Hagar is not looking for God.  She is simply running away from Sarai.  Yet God sees her misery and is moved by compassion.  ‘The angel of the LORD found her’ (7).

Who is the angel of the LORD?  Some people look at Hagar’s words and think that the angel must be God.  She says, ‘the LORD spoke to me … I have seen the One who has seen me’ (13).  Is this Jesus in come as a messenger from heaven? 

Whether the angel of the LORD as mentioned here is Jesus or not, we can say that he is acting like Jesus.  Jesus left heaven and has come to our wilderness, to find.  Jesus said that he has come,’ to seek and save that which is lost’ (Luke 19:10).

3.       The God whose grace is challenging

‘You are to give him the name Ishmael, for the LORD has heard your misery’ (11).  Ishmael means ‘God hears’.

She responds to God’s kindness with obvious love.  She gives God a name, ‘you are the God who sees me’ (13).  She calls the place Lahai Roi, meaning, ‘the well of the living God who sees me.’

But just because God has found her, does not mean that life is going to be a bed of roses.  This son is going to be like a wild donkey, and he will fall out with his brothers (12).  Then there is the fact that God’s love comes with a challenging command, ‘go back to your mistress and submit’ (9).  Sarai had been very unkind to her, but she is going to have to forgive.
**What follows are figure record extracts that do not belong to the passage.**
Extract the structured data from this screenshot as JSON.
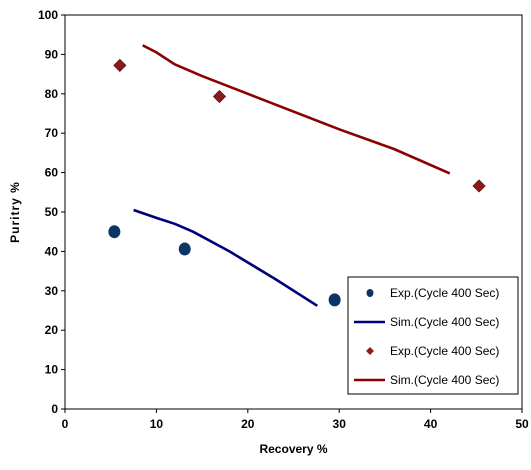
{
  "chart_data": {
    "type": "scatter",
    "title": "",
    "xlabel": "Recovery %",
    "ylabel": "Puritry %",
    "xlim": [
      0,
      50
    ],
    "ylim": [
      0,
      100
    ],
    "xticks": [
      0,
      10,
      20,
      30,
      40,
      50
    ],
    "yticks": [
      0,
      10,
      20,
      30,
      40,
      50,
      60,
      70,
      80,
      90,
      100
    ],
    "grid": false,
    "legend_position": "bottom-right",
    "series": [
      {
        "name": "Exp.(Cycle 400 Sec)",
        "kind": "scatter",
        "marker": "circle",
        "color": "#0a3566",
        "points": [
          [
            5.4,
            45.0
          ],
          [
            13.1,
            40.6
          ],
          [
            29.5,
            27.7
          ]
        ]
      },
      {
        "name": "Sim.(Cycle 400 Sec)",
        "kind": "line",
        "color": "#00007a",
        "points": [
          [
            7.5,
            50.5
          ],
          [
            10,
            48.5
          ],
          [
            12,
            47
          ],
          [
            14,
            45
          ],
          [
            18,
            40
          ],
          [
            23,
            33
          ],
          [
            27.6,
            26.2
          ]
        ]
      },
      {
        "name": "Exp.(Cycle 400 Sec)",
        "kind": "scatter",
        "marker": "diamond",
        "color": "#8b1a1a",
        "points": [
          [
            6.0,
            87.2
          ],
          [
            16.9,
            79.3
          ],
          [
            45.3,
            56.6
          ]
        ]
      },
      {
        "name": "Sim.(Cycle 400 Sec)",
        "kind": "line",
        "color": "#8b0000",
        "points": [
          [
            8.5,
            92.3
          ],
          [
            10,
            90.5
          ],
          [
            12,
            87.5
          ],
          [
            15,
            84.5
          ],
          [
            20,
            80
          ],
          [
            30,
            71
          ],
          [
            36,
            66
          ],
          [
            42.1,
            59.8
          ]
        ]
      }
    ]
  }
}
I recently read Tim Keller’s book, ‘Forgive’.  There Keller writes, ‘if you believe the gospel – that you are saved by the sheer grace and the free forgiveness of God – and you still hold a grudge – at the very best it shows that you are blocking the actual effect of the gospel in your life, or you’re kidding yourself and perhaps you don’t believe the gospel at all.’

Conclusion

You may feel invisible to people, but you are never invisible to God.  God sees you, he cares about your misery, and he has come to find you.  ‘The LORD watches over your coming and your going both now and forevermore’ (Psalm 121:8).

But sometimes it is hard to believe that he is watching.  I was recently thinking back to a time when I was twenty-two, and my life was in a mess.  I was dealing with crippling anxiety, and I no longer wanted to live.  Where was God?  Why would he have allowed me pass through that?  A friend bravely admitted to me, ‘sometimes I feel bitter, I think to God, “you see my pain.  So why does this happen?”’

I want us to respond to this passage by first of all seeing.  Sometimes we do see what God is doing.  Sometimes the answers to our prayers are obvious, and as we hoped for.  Then we should respond like Hagar with joyful love.

Other times we need to search.  As I looked back at that time of despair, at age twenty-two, I began to see evidences of God finding me.  I don’t know why I had to go through that time, but God did send people who listened to me and cared for me.  One way to see for God seeking us is to develop a life of thanksgiving, where we look for evidence of God’s goodness.

Finally, there are times when all we can do is trust.  The story that centres around Abraham, in this part of Genesis, focuses on faith.  Abram was called to hold on to the promises of God, even when it looked like God was not acting.  In the darkest times we ask God to help us trust the Jesus who cried, 'my God. my God why have you forsaken me', in order that we never would be forsaken, and we trust the Jesus who promised, that he will never leave us nor forsake us (Matthew 28:20).

‘The eyes of the LORD are on those who fear Him, on those who hope in His unfailing love’ (Psalm 33:18).